T3never reviewed

Foundation models (VLMs) will replace task-specific training as the dominant control paradigm within 3 years

Conviction

6.0/10

Trajectory

no history yet

Last reviewed

—

Humanoid-COA's 96.6% grasping and 90% mobile pick via GPT-4V — with zero task-specific training — is the strongest evidence that the future of robot control is general-purpose reasoning, not per-task RL policies.

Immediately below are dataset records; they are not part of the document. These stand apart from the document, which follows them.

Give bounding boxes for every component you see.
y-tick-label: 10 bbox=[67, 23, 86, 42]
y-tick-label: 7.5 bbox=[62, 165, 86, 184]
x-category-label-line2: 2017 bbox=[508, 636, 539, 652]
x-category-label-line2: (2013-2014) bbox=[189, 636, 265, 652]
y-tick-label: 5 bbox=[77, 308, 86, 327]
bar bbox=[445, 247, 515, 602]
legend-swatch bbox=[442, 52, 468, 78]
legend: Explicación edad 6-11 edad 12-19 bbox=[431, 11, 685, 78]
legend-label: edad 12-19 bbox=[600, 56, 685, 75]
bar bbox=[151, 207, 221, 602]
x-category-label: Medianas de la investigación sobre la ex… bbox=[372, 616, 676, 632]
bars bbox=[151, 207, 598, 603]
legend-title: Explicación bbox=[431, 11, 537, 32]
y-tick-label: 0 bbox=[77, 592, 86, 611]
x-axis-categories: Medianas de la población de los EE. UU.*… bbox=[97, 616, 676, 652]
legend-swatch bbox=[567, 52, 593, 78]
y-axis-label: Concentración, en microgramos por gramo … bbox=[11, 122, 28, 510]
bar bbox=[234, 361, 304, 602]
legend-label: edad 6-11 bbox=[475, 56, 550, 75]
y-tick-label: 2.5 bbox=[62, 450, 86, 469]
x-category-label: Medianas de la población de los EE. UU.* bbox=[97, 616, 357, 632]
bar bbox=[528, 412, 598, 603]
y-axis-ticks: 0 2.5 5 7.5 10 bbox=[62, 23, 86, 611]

Confidence: 7/10 Supporting evidence:

96.6% zero-shot grasping on physical Unitree robots via foundation models Evidence: strong (Humanoid-COA)
LLMs autonomously designing reward functions for tactile manipulation (Text2Touch) Evidence: strong (Text2Touch)
Pattern: VLM reasoning -> task decomposition -> pre-trained execution becoming standard Evidence: strong (Frontier)
Teleoperation data + simulation scaling works for bootstrapping Evidence: moderate (1X NEO, Figure)

Challenging evidence:

Long-horizon combined tasks still 56-63% success — gap is significant for production use
Dependence on external APIs introduces latency and availability risks
Contact-rich manipulation (assembly, cooking) may still require specialized policies
LLM-designed reward functions are untested for fine force control tasks

Evolution:

Apr 5, 2026 — Initial thesis at 7/10. The 96.6% grasping result is remarkable for zero-shot. The remaining gap is in complex, multi-step, contact-rich tasks — but the trajectory is clear. "Dominant paradigm" means >50% of new deployments use foundation models as the primary reasoning layer.

Depends on: foundation-models-for-robotics, humanoid-loco-manipulation, tactile-sensing Would change if: Long-horizon task success rates stagnate below 80%, or if a non-VLM approach (e.g., pure RL + world models) achieves superior performance.